Je reviens sur votre question relative au filtre. Le risque est en effet qu'il devienne plus dangereux à l'usage s'il n'est pas changé dans les temps.

Plusieurs éléments sont à prendre en compte lorsque nous parlons de filtrage HEPA. Il y a bien sûr la capacité des filtres, c'est-à-dire la quantité de particules qu'ils peuvent emmagasiner dans leur cycle de vie. Il faut aussi être attentif à leur usure, mesurée notamment par différentiel de pression. C'est la méthode la plus sûre aujourd'hui pour savoir à quel moment le filtre est encrassé : il s'agit de mesurer l'écart de pression entre l'amont et l'aval du filtre.
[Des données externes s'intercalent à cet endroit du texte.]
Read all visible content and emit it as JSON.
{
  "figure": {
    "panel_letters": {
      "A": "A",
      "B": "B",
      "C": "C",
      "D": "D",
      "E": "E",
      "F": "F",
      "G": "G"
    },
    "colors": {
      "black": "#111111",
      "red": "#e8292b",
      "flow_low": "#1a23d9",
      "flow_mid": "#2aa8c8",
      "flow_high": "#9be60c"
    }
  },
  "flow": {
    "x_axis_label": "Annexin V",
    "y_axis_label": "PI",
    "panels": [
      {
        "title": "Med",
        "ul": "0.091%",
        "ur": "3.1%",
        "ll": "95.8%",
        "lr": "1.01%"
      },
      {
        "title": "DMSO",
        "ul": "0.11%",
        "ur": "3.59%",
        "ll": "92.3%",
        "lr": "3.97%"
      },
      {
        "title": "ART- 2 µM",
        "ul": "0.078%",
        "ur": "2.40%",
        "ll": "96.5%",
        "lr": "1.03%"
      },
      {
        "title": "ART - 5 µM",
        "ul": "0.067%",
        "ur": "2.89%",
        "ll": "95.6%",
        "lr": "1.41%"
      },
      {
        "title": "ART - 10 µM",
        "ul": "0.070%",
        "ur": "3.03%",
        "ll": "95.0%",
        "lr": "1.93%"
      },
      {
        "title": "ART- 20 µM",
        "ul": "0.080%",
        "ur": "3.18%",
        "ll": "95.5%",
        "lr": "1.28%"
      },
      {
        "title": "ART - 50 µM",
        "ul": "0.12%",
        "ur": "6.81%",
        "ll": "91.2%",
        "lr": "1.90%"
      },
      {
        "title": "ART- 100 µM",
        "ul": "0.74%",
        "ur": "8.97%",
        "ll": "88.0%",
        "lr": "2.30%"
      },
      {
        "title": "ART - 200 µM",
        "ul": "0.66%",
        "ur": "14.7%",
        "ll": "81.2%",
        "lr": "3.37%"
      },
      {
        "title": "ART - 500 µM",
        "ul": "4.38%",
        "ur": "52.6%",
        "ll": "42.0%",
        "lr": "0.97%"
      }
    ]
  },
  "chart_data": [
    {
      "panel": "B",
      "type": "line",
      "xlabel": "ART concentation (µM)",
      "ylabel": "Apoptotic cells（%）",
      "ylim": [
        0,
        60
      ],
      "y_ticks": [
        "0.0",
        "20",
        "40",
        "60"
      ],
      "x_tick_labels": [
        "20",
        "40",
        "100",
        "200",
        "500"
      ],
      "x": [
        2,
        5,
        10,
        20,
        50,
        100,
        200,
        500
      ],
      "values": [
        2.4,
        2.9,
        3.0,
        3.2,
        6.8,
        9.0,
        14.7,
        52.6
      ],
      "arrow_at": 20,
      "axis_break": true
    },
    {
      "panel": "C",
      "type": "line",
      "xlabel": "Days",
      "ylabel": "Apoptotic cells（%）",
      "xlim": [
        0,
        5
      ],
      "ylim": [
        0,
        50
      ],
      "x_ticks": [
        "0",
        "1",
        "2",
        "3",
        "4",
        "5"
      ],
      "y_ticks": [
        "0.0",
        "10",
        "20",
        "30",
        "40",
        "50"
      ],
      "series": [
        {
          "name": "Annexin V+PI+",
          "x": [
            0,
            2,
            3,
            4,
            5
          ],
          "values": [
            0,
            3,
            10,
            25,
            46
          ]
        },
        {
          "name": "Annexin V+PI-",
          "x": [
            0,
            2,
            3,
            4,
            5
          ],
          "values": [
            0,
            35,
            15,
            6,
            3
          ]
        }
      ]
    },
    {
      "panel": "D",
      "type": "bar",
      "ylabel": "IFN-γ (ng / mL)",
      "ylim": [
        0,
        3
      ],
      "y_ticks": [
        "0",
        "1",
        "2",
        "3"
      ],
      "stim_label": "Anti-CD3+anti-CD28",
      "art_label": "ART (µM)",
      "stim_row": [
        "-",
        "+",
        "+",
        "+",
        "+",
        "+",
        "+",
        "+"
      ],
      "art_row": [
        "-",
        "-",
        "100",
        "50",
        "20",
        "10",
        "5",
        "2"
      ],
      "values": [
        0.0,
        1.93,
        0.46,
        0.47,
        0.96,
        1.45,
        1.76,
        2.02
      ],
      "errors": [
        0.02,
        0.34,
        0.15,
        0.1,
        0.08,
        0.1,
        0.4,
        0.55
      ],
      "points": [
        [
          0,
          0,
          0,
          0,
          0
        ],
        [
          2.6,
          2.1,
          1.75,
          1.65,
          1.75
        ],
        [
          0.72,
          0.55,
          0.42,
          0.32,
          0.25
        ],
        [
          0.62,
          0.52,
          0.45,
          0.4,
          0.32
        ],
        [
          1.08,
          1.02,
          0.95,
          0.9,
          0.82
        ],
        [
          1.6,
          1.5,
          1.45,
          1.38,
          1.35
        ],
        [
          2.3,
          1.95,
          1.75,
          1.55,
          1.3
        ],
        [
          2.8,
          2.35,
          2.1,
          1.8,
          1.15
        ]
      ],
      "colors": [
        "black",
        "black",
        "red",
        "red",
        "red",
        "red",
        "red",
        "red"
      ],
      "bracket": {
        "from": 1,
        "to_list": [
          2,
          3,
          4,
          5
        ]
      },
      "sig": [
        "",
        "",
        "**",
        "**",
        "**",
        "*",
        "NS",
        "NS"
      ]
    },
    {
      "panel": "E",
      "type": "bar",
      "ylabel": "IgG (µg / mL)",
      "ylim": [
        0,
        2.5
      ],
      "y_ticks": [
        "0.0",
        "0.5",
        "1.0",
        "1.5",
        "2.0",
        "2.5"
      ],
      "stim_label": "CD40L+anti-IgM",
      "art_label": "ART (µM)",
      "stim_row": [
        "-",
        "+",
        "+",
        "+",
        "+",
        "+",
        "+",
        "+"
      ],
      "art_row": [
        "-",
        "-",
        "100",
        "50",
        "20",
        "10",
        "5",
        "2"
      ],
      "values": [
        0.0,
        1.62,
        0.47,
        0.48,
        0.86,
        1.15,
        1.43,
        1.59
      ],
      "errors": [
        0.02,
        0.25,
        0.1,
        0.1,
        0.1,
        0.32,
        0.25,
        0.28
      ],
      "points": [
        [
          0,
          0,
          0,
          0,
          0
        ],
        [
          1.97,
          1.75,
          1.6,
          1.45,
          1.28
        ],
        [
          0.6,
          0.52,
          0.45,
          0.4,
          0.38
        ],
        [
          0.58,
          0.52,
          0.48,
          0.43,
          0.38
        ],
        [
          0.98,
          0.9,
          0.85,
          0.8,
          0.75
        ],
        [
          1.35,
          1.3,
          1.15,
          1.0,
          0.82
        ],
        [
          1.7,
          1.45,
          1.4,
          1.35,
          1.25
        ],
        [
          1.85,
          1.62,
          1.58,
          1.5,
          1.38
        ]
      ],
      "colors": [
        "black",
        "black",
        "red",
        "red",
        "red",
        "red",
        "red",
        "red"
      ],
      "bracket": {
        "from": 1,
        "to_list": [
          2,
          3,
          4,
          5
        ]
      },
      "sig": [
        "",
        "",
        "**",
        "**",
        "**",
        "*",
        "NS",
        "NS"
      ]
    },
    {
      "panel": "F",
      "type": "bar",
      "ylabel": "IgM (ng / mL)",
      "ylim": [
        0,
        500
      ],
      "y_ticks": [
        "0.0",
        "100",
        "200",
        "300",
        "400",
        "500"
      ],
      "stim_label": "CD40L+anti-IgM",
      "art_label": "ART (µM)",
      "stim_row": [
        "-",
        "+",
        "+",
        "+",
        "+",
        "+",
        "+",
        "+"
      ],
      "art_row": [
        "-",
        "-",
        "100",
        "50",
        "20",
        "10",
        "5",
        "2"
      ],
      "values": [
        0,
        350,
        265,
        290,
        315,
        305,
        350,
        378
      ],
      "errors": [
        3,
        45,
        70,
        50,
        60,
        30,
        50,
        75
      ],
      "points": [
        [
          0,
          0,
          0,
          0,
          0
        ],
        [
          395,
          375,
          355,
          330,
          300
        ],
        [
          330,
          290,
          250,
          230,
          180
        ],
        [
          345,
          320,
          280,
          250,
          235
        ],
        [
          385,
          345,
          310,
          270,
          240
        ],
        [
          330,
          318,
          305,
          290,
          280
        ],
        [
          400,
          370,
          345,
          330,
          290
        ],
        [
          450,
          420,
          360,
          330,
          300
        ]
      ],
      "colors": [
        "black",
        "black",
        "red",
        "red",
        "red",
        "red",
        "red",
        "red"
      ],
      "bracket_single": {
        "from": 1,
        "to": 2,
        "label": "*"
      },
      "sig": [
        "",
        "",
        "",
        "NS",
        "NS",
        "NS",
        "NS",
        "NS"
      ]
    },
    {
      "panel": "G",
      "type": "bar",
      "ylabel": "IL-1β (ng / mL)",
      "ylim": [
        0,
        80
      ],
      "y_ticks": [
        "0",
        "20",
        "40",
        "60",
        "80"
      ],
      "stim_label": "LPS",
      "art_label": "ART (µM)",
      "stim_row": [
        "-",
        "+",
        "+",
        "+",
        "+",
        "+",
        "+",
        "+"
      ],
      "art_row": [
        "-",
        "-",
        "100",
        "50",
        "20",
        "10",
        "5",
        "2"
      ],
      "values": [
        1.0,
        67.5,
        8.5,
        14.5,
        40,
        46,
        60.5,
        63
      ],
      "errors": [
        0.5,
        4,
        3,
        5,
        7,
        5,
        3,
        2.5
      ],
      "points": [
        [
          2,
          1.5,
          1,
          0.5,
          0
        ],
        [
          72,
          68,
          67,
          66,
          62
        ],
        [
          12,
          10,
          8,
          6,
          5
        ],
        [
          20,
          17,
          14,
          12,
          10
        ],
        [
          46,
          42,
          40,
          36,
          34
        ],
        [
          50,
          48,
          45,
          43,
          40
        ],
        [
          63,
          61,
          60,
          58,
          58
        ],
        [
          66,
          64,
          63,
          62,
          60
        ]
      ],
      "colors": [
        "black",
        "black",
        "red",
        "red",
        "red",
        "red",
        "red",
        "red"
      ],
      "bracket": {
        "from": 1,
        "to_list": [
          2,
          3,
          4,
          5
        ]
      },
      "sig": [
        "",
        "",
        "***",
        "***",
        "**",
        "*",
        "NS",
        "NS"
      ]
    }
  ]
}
Nos appareils s'arrêtent si le filtre est trop encrassé pour ne pas risquer un relargage si l'on continue à l'utiliser. Les purificateurs doivent être en mesure d'indiquer cette usure réelle et le bon moment pour changer les filtres.

Je tiens à préciser que nous sommes tout à fait d'accord avec le fait que la purification et l'aération sont des pratiques complémentaires. L'aération reste la première chose à faire pour renouveler l'air. Par contre, les nombreuses études qui ont été réalisées sur le CO2 montrent que l'aération de cinq minutes toutes les vingt minutes est peu pratiquée dans les salles. Tous ces dispositifs ont chacun leurs avantages et leurs inconvénients mais, cumulés, ils permettent une meilleure protection au quotidien.